Campioni di pazienti con specifici problemi psichiatrici, quali disturbi schizofrenici, depressivi, disturbi d’ansia e dello spettro autistico hanno evidenziato una diversa composizione del microbiota rispetto a campioni di soggetti sani. Mentre resta da chiarire se tale dato rappresenti una conseguenza piuttosto che una concausa associata allo specifico disturbo valutato, recenti studi interventistici hanno valutato l’azione dei probiotici su specifiche dimensioni sintomatologiche quali appunto quella depressiva, quella ansiosa, quella correlata allo stress e altre ancora.

“I risultati sono stati in molti casi incoraggianti e hanno dato il via a una nuova fase della ricerca in questo campo, dalla quale ci aspettiamo di conoscere con maggiore precisione non solo in quali disturbi ma soprattutto in quali espressioni di gravità, in quali fasi e con quali risultati nel medio-lungo termine tali interventi possano essere considerati clinicamente utili da un punto di vista terapeutico”, conclude Dall’Osso.

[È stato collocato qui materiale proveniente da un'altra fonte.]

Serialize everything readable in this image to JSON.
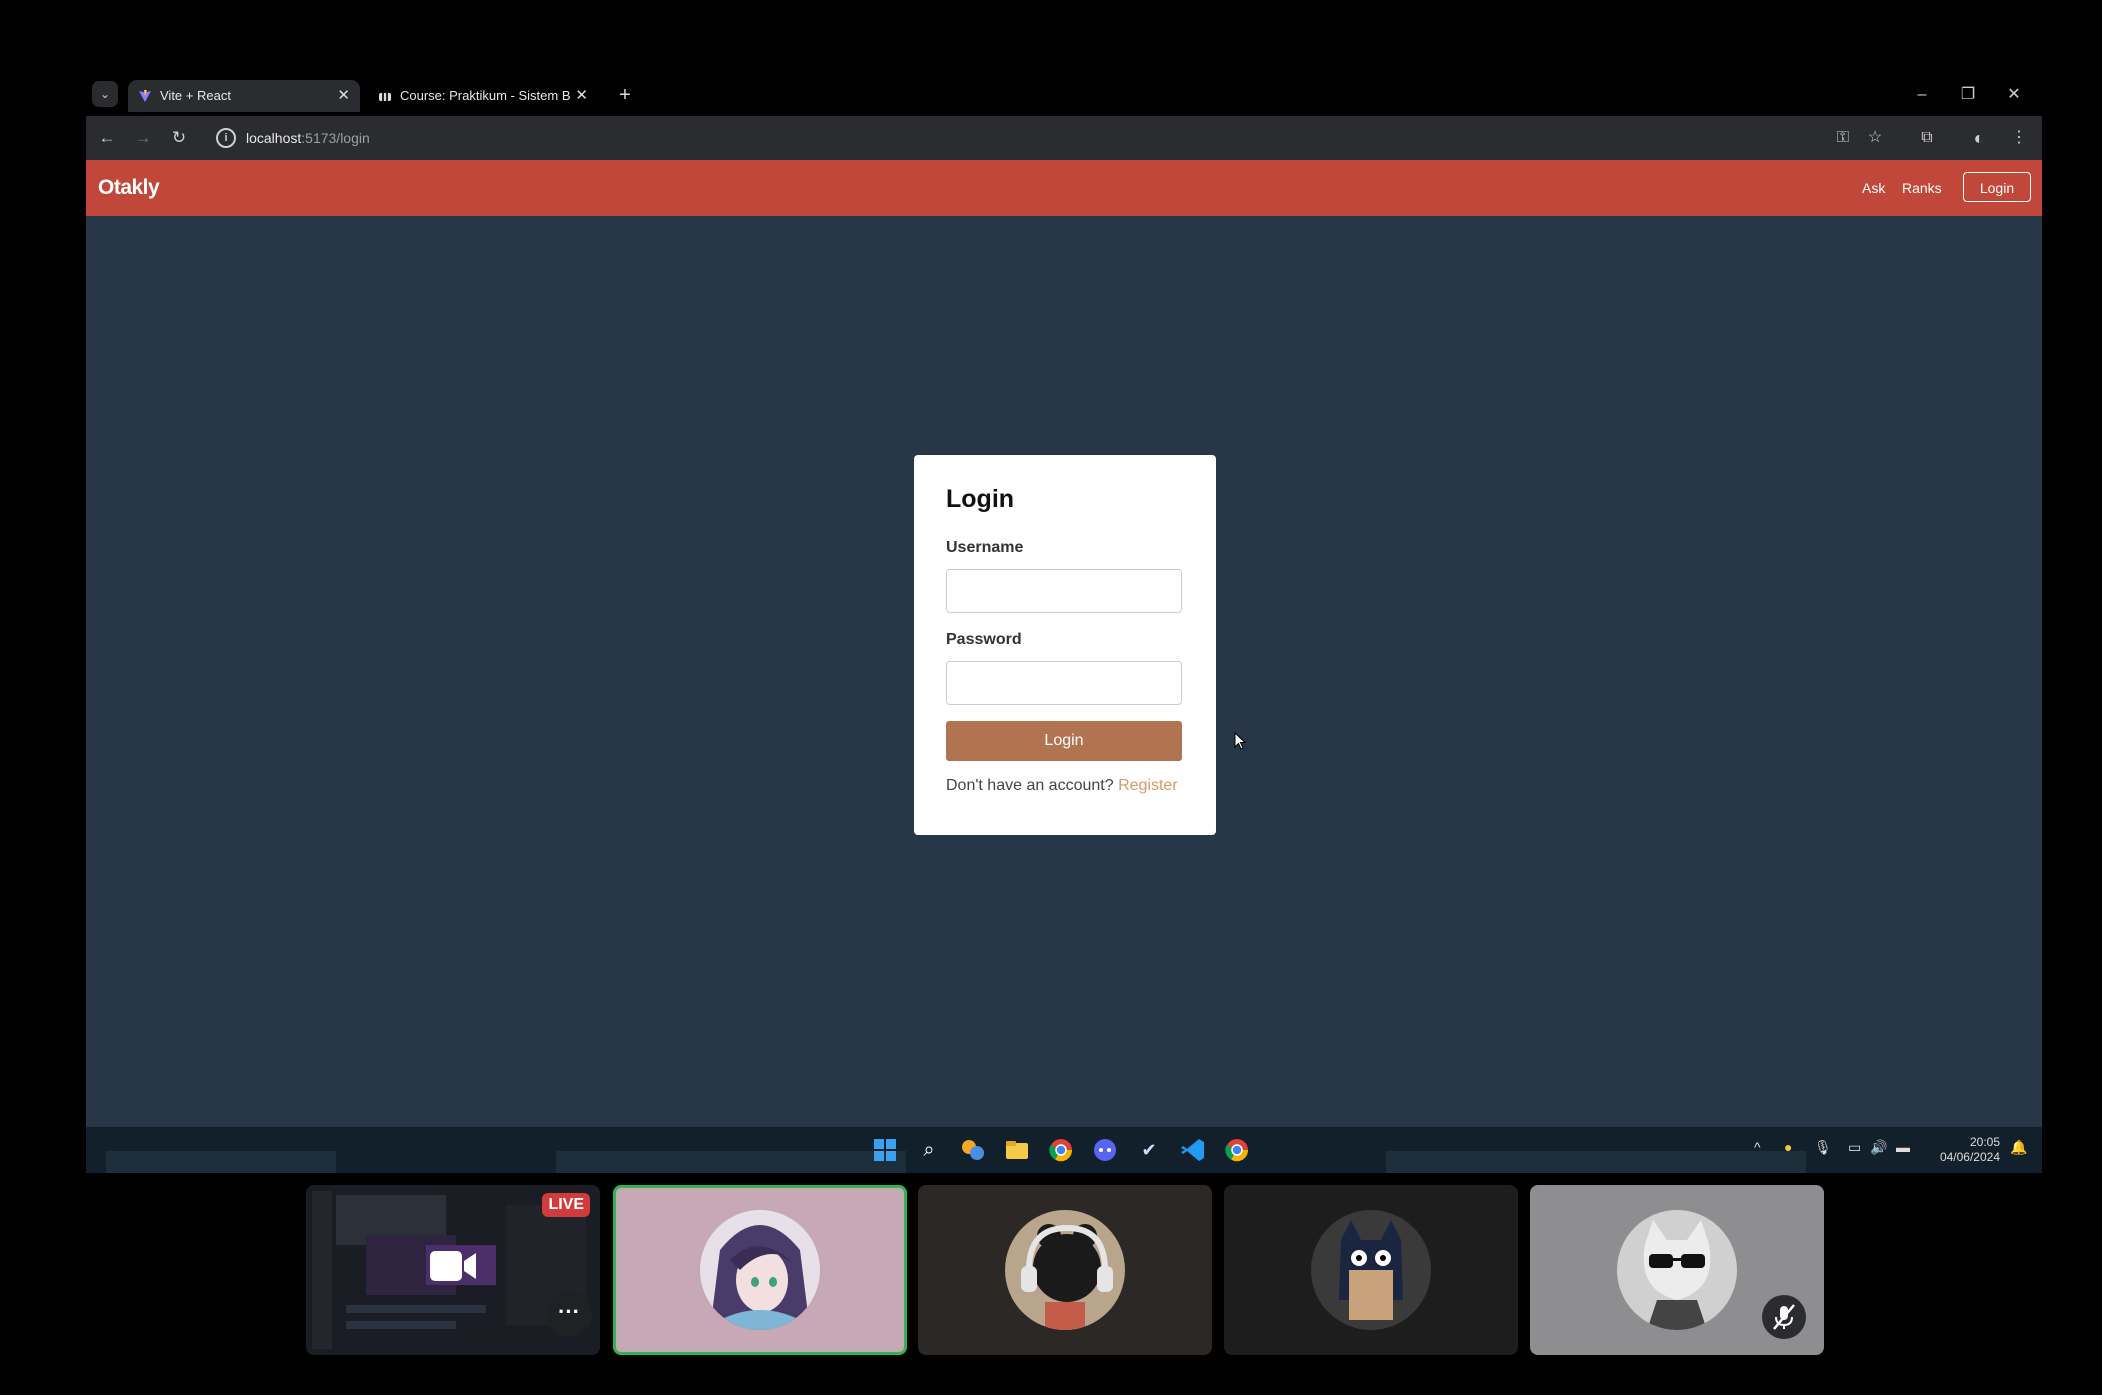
{
  "browser": {
    "tabs": [
      {
        "title": "Vite + React",
        "active": true
      },
      {
        "title": "Course: Praktikum - Sistem Bas",
        "active": false
      }
    ],
    "new_tab": "+",
    "url": {
      "host": "localhost",
      "path": ":5173/login"
    }
  },
  "app": {
    "brand": "Otakly",
    "nav": {
      "ask": "Ask",
      "ranks": "Ranks",
      "login": "Login"
    },
    "colors": {
      "navbar": "#c0473a",
      "page_bg": "#283747",
      "button": "#b27350",
      "link": "#d9985f"
    }
  },
  "login_form": {
    "heading": "Login",
    "username_label": "Username",
    "password_label": "Password",
    "username_value": "",
    "password_value": "",
    "submit_label": "Login",
    "no_account_text": "Don't have an account?",
    "register_link": "Register"
  },
  "taskbar": {
    "icons": [
      "windows-start-icon",
      "search-icon",
      "widgets-icon",
      "file-explorer-icon",
      "chrome-icon",
      "discord-icon",
      "steam-icon",
      "vscode-icon",
      "chrome-icon"
    ],
    "time": "20:05",
    "date": "04/06/2024"
  },
  "participants": {
    "live_label": "LIVE",
    "tiles": [
      {
        "type": "screen-share",
        "bg": "#1c1e22"
      },
      {
        "type": "avatar",
        "bg": "#c6a9b5",
        "speaking": true
      },
      {
        "type": "avatar",
        "bg": "#2c2825"
      },
      {
        "type": "avatar",
        "bg": "#1d1d1d"
      },
      {
        "type": "avatar",
        "bg": "#8e8e90",
        "muted": true
      }
    ]
  }
}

Nel 2013 è stato coniato il termine psicobiotico per definire quei probiotici in grado di determinare effetti benefici sulla salute mentale. Altri agenti implicati sono i cosiddetti prebiotici, che altro non sono che sostanze nutrienti per i microrganismi benefici.

“I meccanismi diretti e indiretti con i quali questi agenti esercitano i propri effetti protettivi sono molteplici e includono azioni locali sull’intestino ed effetti generalizzati, per esempio sulla regolazione del sistema immunitario o sulla modulazione di sostanze attive sul sistema nervoso periferico e centrale”, prosegue Serafini. “I risultati degli studi sull’utilizzo degli psicobiotici sono al momento molto promettenti, ma appaiono da approfondire e verificare. Tra i promettenti, possiamo sicuramente citare quelli relativi a uno studio clinico pubblicato su Beneficial Microbes, il cui obiettivo era di valutare, con scale standardizzate, le proprietà del ceppo probiotico Lactobacillus plantarum DR7 rispetto a placebo e i suoi meccanismi d’azione in un campione di 111 adulti affetti da stress moderato. La somministrazione di DR7 per 12 settimane è risultata associata a una riduzione significativa dei livelli di stress, ansia e distress psicologico, rispetto a coloro che assumevano placebo. Fra i soggetti che assumevano DR7 si sono inoltre osservati livelli plasmatici significativamente ridotti di cortisolo e una riduzione della risposta infiammatoria, che risulta invece incrementata in diverse patologie neuropsichiatriche. La somministrazione di DR7 si correla inoltre, negli adulti di età pari o maggiore dei 30 anni, con un miglioramento di alcune funzioni cognitive, in particolare memoria, attenzione, funzioni cognitive emotive e apprendimento. È presumibile che queste ricerche avranno, in tempi relativamente brevi, sviluppi importanti; un futuro ricco di potenzialità attende la ricerca sul microbiota e le sue applicazioni cliniche”.